Hyperbolic Fine-Tuning for Large Language Models
Menglin Yang, Ram Samarth B B, Aosong Feng, Bo Xiong, Jihong Liu, Irwin King, Rex Ying
TL;DR
This work investigates whether Euclidean token spaces are optimal for large language models and uncovers strong hyperbolic, tree-like structures in token embeddings, with high-frequency tokens clustering near the origin and low-frequency terms lying farther out. Building on this insight, the authors introduce HypLoRA, a hyperbolic, parameter-efficient fine-tuning method that performs low-rank adaptation directly on the hyperbolic manifold via a Direct Lorentz Low-Rank Transformation, preserving geometric properties while remaining computationally efficient. The paper provides both global (power-law frequency $γ$) and local ($δ$-hyperbolicity) analyses and establishes a theoretical link between token frequency distributions and hyperbolic curvature.

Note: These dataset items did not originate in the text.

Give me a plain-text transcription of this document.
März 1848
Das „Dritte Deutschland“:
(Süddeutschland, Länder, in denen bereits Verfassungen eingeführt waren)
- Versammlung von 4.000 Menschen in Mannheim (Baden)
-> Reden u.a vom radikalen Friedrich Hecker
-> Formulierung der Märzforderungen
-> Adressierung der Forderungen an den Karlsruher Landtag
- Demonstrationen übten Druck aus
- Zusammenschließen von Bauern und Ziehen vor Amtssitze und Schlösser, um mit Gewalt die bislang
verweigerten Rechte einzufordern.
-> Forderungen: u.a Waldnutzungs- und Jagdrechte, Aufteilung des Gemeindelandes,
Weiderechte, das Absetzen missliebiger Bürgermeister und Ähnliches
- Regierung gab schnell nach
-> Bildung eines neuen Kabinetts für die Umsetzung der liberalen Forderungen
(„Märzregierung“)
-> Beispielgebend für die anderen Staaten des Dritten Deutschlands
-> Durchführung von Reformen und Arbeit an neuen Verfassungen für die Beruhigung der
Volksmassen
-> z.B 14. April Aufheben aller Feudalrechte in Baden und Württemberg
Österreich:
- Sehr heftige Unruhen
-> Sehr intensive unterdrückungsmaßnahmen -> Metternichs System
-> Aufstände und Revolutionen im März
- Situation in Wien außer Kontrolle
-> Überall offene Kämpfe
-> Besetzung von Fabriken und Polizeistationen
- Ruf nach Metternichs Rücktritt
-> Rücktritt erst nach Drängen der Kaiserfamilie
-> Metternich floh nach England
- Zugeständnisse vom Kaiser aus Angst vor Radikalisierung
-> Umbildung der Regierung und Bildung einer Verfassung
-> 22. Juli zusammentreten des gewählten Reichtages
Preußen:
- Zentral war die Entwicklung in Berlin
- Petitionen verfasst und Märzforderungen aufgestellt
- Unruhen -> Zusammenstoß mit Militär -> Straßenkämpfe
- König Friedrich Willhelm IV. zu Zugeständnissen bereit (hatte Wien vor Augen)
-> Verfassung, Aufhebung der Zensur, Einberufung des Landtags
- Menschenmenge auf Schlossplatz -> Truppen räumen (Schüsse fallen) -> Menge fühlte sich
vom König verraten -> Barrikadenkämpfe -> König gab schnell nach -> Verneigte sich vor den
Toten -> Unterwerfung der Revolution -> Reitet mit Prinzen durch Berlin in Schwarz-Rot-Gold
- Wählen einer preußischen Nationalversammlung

Extensive experiments on arithmetic and commonsense reasoning across multiple base models demonstrate that HypLoRA yields consistent gains over Euclidean LoRA and other adapters, validating the practical value of incorporating hyperbolic inductive biases into PEFT. Overall, the work offers a principled approach to aligning fine-tuning with the intrinsic geometry of language, enabling more effective reasoning with modest additional computational cost ($O(r(d+k))$) and similar memory footprints.
Abstract
Large language models (LLMs) have demonstrated remarkable performance across various tasks. However, it remains an open question whether the default Euclidean space is the most suitable choice for LLMs. In this study, we investigate the geometric characteristics of LLMs, focusing specifically on tokens and their embeddings. Our findings reveal that token frequency follows a power-law distribution, where high-frequency tokens (e.g., the, that ) constitute the minority, while low-frequency tokens (e.g., apple, dog) constitute the majority. Furthermore, high-frequency tokens cluster near the origin, whereas low-frequency tokens are positioned farther away in the embedding space. Additionally, token embeddings exhibit hyperbolic characteristics, indicating a latent tree-like structure within the embedding space. Motivated by these observations, we propose HypLoRA, an efficient fine-tuning approach that operates in hyperbolic space to exploit these underlying hierarchical structures better. HypLoRA performs low-rank adaptation directly in hyperbolic space, thereby preserving hyperbolic modeling capabilities throughout the fine-tuning process. Extensive experiments across various base models and reasoning benchmarks, specifically arithmetic and commonsense reasoning tasks, demonstrate that HypLoRA substantially improves LLM performance.